L’article 1646 énonce ensuite que si le vendeur ignorait les vices de la chose, il ne sera tenu qu’à la restitution du prix, et à rembourser à l’acquéreur les frais occasionnés par la vente.
En l’espèce, bien que la vente ait été conclue par Monsieur [I] [L], simple particulier, il ressort des dires des parties formulées dans le cadre du rapport d’expertise judiciaire que le vendeur a effectué lui-même les travaux d’aménagement du véhicule en camping-car et qu’il a acheté une partie des pièces nécessaires par le biais de sa société spécialisée dans la vente de véhicule d’occasion (SBN 38 Auto).
L’expert judiciaire indique dans sa réponse à un dire que « pour se lancer dans l’entreprise d’un tel aménagement d’un véhicule il est nécessaire d’avoir un minimum de connaissances techniques pour réaliser les raccordements et branchements.

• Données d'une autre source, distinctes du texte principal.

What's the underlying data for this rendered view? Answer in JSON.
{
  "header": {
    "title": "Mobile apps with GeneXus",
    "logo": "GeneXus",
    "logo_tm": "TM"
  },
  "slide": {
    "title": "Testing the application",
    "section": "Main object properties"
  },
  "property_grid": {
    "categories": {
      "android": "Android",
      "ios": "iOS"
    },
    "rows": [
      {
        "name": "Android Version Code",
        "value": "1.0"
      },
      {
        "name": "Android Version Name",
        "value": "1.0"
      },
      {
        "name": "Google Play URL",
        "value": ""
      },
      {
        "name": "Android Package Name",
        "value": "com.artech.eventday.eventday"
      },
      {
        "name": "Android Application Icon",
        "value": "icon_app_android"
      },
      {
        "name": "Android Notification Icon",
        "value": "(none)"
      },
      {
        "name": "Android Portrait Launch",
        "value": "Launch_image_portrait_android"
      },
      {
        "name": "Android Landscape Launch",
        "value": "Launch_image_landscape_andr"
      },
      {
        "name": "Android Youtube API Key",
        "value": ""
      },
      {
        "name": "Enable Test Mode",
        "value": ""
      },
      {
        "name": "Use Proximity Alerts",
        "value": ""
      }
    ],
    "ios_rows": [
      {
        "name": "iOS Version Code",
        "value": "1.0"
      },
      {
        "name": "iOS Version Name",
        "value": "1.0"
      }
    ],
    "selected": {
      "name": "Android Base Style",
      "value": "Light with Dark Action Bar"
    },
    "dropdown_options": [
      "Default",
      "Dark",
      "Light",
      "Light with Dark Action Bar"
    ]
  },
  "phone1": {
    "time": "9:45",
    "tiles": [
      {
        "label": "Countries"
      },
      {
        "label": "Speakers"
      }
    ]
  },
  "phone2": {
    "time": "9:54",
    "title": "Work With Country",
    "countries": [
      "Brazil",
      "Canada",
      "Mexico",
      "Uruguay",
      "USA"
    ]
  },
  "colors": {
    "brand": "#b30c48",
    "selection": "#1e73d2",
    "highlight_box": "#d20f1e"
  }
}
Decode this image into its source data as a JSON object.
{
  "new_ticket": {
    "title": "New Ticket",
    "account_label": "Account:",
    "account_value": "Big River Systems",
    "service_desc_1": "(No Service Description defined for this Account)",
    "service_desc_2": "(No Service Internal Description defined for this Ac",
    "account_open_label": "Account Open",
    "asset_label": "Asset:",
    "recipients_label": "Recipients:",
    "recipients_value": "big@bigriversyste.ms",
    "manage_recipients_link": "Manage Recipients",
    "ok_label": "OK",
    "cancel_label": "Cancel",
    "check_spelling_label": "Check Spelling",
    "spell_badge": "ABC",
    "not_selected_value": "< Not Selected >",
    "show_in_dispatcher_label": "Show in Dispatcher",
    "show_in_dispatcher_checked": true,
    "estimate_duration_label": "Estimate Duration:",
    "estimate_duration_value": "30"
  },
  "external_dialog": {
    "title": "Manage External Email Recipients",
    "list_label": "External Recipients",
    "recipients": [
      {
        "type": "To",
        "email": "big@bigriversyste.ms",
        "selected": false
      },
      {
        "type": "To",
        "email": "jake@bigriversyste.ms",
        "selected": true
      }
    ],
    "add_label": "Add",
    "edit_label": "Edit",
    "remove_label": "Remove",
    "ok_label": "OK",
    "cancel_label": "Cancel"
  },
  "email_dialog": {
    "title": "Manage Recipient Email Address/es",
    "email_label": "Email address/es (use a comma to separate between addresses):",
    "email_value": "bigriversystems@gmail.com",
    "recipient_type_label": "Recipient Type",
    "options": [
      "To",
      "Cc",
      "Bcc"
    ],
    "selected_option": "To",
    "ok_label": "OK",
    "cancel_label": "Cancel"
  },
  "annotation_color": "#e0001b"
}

Sauf à le faire exécuter par un tiers, ce qui n’a manifestement pas été le cas. Pour ce faire, il était nécessaire de passer dessus et dessous le véhicule et ainsi, M. [L] ne pouvait pas, ne pas s’apercevoir de tout ce que nous avons observé lors de l’accédit, entre autre les déformations importantes des bas de caisse, du plancher, l’absence d’écran sous moteur, l’arrachement du parechocs avant, des fuites d’huile, de la déformation de la traverse avant. Si l’aménagement et le mobilier intérieurs sont flatteurs, l’exécution n’a pas respecté les normes, ni les règles de l’art pour partie de cette installation. »
Il convient par conséquent de considérer que le vendeur avait connaissance des vices affectant le véhicule, s’agissant de vices résultants des travaux d’aménagement effectués par lui ou de ceux visibles lors de l’exécution desdits travaux.
Par conséquent, Monsieur [I] [L] sera tenu de tous les dommages et intérêts envers l’acheteur conformément à l’article 1645 précité.
* Sur les frais d’immatriculation
Constituent des préjudices matériels consécutifs à l’annulation de la vente, le coût de l’immatriculation du véhicule de 215 euros.
* Sur les frais d’expertise
La prise en charge des frais d’expertise amiable relève des dispositions de l’article 700 du code de procédure civile, ceux de l’expertise judiciaire des dépens. Il n’y a pas lieu de statuer sur cette présente demande au titre de l’indemnisation du préjudice.
* Sur les frais de gardiennage
Madame [V] [M] produit le devis du garage DG8 Motors Concession Renault à [Localité 5] où le véhicule acquis est entreposé depuis le 14 septembre 2021.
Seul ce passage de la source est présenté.